I can't put a finger on the exact moment, but at some stage across the Anzac weekend to end all Anzac weekends, I went full poppy and suddenly realised that I was taking life far too seriously. Or, to put it another way: the one thing I wasn't taking seriously enough was remembering that life should be fun.
To be fair, I think by the time the Last Post was playing for the umpteenth time on Anzac Weekend, I probably wasn't the only one feeling this way. But when I sat myself down to pull myself together, however, I realised it wasn't just Anzac overload that was sucking the joy from my world; this was a self-fulfilling situation that needed to stop.
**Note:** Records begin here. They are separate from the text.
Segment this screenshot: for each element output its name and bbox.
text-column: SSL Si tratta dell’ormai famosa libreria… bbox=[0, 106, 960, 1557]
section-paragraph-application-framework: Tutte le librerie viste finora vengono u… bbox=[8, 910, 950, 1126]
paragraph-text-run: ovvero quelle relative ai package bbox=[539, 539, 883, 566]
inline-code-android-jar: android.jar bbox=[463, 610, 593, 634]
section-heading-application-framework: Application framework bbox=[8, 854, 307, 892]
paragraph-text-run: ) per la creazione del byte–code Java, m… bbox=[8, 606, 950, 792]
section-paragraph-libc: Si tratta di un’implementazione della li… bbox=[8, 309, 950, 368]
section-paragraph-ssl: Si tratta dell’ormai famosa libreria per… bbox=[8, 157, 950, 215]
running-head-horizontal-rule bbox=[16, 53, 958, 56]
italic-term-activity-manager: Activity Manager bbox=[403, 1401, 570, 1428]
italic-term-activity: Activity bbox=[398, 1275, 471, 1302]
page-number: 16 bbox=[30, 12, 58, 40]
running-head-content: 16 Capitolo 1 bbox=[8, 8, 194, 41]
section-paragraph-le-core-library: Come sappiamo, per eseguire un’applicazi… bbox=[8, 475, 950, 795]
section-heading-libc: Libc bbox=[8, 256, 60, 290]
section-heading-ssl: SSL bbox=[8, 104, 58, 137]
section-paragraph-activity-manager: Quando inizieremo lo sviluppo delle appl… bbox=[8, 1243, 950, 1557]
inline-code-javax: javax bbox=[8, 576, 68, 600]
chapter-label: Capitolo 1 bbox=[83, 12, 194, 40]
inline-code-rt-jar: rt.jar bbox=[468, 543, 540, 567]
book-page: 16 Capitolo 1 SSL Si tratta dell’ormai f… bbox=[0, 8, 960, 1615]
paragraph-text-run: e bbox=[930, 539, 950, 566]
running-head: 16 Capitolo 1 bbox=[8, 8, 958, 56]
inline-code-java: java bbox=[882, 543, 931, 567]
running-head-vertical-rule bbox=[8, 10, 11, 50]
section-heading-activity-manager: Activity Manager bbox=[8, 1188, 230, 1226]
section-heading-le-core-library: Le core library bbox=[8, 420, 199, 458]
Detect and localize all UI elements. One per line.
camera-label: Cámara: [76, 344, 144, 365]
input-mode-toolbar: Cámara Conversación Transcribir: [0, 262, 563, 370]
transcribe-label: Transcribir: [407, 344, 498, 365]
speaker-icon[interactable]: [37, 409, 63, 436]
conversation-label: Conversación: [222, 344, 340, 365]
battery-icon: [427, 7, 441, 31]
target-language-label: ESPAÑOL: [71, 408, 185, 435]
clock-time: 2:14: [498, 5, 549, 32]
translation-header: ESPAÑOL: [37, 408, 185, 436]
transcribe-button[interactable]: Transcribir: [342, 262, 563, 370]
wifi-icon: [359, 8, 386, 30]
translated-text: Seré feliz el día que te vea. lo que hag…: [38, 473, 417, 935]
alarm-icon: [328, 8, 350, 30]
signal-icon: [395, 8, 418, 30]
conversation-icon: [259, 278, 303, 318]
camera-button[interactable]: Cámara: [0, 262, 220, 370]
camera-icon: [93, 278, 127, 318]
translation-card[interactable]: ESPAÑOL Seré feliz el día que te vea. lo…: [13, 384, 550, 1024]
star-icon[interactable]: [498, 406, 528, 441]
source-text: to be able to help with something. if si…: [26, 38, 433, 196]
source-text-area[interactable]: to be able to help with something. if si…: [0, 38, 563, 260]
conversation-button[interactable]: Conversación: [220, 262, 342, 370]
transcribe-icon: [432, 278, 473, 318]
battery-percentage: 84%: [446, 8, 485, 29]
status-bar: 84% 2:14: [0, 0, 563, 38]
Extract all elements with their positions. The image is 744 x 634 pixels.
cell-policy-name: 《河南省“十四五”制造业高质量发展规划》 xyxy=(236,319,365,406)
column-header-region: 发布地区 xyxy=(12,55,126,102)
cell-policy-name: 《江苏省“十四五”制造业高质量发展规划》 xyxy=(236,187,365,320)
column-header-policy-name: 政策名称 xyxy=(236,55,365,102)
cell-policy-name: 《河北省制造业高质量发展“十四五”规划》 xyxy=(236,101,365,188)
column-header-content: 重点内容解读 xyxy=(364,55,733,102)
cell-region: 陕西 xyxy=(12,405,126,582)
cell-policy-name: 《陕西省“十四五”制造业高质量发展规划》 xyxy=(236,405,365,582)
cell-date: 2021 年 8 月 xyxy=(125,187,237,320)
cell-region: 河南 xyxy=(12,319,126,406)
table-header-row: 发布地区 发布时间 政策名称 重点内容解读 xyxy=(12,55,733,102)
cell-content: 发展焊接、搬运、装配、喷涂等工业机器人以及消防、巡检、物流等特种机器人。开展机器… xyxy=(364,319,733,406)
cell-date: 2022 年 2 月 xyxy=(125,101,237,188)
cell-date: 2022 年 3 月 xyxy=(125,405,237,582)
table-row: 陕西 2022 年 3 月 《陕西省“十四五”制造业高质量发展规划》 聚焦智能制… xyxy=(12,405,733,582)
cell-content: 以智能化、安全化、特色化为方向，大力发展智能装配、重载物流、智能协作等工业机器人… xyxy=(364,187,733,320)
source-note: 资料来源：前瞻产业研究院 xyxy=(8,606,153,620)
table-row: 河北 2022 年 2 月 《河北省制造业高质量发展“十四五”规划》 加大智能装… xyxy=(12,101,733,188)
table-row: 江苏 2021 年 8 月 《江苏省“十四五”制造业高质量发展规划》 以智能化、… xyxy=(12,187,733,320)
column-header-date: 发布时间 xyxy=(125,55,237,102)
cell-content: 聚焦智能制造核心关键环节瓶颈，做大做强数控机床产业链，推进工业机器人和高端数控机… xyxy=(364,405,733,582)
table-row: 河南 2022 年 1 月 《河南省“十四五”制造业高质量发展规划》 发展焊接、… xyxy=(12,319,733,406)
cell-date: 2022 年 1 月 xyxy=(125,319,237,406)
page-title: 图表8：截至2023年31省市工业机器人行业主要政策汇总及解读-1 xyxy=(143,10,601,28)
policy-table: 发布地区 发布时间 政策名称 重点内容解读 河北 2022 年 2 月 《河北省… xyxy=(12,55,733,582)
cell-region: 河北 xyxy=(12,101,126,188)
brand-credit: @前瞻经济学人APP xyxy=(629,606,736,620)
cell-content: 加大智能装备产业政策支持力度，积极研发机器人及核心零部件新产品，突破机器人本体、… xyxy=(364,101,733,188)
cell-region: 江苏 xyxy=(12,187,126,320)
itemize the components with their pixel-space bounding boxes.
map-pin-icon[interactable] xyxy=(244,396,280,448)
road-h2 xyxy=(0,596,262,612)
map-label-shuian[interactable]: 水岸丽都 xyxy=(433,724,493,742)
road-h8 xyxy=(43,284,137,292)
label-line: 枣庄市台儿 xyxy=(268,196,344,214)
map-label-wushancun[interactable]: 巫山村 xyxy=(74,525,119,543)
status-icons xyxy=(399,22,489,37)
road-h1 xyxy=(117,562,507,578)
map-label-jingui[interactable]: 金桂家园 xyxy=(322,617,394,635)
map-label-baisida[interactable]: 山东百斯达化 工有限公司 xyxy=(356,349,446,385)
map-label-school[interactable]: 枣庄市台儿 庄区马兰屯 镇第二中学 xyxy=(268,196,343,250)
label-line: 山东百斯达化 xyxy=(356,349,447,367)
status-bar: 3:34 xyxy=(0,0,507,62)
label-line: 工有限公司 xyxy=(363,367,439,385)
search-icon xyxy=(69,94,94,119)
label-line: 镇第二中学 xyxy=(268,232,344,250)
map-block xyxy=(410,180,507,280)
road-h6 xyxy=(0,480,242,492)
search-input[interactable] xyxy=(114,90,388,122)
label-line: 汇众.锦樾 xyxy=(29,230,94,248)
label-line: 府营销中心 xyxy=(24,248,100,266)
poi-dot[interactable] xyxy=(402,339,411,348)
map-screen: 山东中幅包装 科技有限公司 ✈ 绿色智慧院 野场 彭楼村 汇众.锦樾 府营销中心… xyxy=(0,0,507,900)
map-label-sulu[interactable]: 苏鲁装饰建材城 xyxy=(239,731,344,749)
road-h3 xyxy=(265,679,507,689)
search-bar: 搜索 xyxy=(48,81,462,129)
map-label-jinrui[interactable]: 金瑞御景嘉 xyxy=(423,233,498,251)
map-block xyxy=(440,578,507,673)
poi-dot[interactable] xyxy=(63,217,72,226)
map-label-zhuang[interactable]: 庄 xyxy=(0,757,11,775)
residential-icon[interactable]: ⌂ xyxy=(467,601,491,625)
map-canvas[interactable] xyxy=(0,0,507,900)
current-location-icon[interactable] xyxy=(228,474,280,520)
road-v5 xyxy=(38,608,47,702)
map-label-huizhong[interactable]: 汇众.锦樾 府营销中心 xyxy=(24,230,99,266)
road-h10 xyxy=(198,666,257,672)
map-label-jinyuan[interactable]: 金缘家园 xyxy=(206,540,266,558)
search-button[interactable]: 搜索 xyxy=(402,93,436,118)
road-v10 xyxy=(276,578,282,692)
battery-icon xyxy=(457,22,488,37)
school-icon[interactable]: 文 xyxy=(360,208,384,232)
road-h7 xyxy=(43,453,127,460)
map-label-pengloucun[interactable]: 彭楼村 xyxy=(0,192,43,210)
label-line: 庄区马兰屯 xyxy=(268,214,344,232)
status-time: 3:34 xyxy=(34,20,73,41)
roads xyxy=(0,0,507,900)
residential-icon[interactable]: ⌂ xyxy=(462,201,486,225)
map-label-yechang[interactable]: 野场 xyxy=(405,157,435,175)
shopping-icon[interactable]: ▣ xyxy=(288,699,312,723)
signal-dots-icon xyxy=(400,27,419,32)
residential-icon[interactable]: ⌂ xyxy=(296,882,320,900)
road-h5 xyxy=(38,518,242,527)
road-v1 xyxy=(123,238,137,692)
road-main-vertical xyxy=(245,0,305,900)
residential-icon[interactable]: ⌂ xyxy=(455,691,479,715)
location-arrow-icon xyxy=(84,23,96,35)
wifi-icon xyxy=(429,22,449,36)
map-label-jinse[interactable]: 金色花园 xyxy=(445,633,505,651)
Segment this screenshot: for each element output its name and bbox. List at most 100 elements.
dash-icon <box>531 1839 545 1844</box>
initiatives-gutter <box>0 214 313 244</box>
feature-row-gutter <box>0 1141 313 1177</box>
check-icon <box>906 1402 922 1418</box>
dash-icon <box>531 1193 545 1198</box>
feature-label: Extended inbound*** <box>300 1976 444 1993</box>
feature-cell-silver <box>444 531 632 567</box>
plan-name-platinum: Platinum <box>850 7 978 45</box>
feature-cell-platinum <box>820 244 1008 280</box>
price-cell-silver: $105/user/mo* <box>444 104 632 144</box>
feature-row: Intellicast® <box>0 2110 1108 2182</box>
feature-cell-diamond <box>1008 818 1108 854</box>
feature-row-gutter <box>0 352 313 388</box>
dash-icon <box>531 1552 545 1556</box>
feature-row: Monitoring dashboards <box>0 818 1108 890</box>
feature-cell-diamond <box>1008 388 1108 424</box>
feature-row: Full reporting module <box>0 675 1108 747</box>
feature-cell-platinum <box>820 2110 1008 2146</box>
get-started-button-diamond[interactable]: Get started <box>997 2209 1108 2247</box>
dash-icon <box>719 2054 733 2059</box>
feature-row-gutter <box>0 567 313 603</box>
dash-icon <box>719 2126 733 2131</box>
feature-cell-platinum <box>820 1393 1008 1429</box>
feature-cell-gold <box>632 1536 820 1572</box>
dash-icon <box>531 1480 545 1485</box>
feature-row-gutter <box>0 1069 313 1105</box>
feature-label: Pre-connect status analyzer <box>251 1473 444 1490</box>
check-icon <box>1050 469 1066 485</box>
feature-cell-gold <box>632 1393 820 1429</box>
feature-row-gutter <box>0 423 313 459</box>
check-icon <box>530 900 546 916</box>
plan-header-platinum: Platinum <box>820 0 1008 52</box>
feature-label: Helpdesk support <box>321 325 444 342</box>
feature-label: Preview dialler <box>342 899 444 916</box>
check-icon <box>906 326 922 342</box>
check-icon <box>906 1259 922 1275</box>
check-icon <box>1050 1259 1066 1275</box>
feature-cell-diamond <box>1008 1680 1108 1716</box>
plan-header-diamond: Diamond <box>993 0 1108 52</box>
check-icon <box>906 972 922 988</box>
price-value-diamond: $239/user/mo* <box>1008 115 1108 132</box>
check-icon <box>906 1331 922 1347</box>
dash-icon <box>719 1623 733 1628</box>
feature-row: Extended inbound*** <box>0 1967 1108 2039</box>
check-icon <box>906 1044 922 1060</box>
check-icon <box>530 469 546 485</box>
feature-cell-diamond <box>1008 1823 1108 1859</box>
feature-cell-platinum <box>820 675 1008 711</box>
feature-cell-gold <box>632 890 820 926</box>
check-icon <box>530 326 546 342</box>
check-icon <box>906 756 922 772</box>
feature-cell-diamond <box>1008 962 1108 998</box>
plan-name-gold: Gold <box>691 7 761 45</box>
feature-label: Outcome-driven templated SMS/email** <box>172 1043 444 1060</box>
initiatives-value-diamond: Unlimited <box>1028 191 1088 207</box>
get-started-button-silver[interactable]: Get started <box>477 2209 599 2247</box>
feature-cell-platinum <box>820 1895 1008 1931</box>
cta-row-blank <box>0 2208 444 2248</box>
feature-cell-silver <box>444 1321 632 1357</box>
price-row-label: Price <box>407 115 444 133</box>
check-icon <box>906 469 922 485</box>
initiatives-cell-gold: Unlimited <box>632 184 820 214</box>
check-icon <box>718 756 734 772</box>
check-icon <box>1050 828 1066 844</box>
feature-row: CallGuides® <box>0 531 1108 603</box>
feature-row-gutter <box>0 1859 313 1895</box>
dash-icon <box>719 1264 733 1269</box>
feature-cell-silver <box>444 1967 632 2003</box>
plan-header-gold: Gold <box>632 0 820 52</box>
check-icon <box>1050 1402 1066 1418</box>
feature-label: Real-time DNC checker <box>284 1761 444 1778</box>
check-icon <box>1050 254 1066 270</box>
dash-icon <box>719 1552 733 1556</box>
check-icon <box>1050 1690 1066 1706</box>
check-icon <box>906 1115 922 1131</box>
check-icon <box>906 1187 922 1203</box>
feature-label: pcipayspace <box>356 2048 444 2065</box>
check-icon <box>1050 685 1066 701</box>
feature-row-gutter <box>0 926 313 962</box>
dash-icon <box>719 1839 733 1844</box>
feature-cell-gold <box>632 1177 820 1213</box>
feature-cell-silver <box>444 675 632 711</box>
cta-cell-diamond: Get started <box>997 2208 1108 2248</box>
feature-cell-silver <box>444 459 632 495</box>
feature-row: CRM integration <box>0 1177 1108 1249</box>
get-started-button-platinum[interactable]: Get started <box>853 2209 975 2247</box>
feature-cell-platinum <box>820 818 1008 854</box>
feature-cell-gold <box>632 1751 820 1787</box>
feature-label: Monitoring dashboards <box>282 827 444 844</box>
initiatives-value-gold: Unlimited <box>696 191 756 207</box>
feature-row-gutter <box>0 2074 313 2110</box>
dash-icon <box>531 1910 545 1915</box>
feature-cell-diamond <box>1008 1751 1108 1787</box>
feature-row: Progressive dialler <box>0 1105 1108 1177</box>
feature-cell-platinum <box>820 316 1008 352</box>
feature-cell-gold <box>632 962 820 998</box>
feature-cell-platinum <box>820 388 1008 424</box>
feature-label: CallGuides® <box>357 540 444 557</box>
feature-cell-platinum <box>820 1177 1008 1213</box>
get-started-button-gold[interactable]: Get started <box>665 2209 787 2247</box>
Work, I realised, was the main culprit; and when what you're doing for a living is taking away the fun of living, then it is a problem that must be dealt with. Heck, even the stupid comments about this column were starting to get under my skin. That shouldn't happen; life shouldn't be influenced by what random people with fake names think.
(Side note #1: to all those science geeks out here who kindly wrote in to tell me I was an advocate for a return to the Dark Ages, maybe something else the Large Hadron Collider can do is teach science geeks to recognise when someone is taking the piss. You don't have to like it, just identify it for what it is. Mentioning Paul Henry in relation to infinite universes wasn't enough of a clue?)
Clearly something is well out of whack, in terms of my life's fun/serious balance at this present point of time and, to cure this situation, what I need in my life is relentless positivity. Well, maybe not "relentless" positivity because that sounds very tiring after a while. Also probably quite annoying. And not very New Zealand.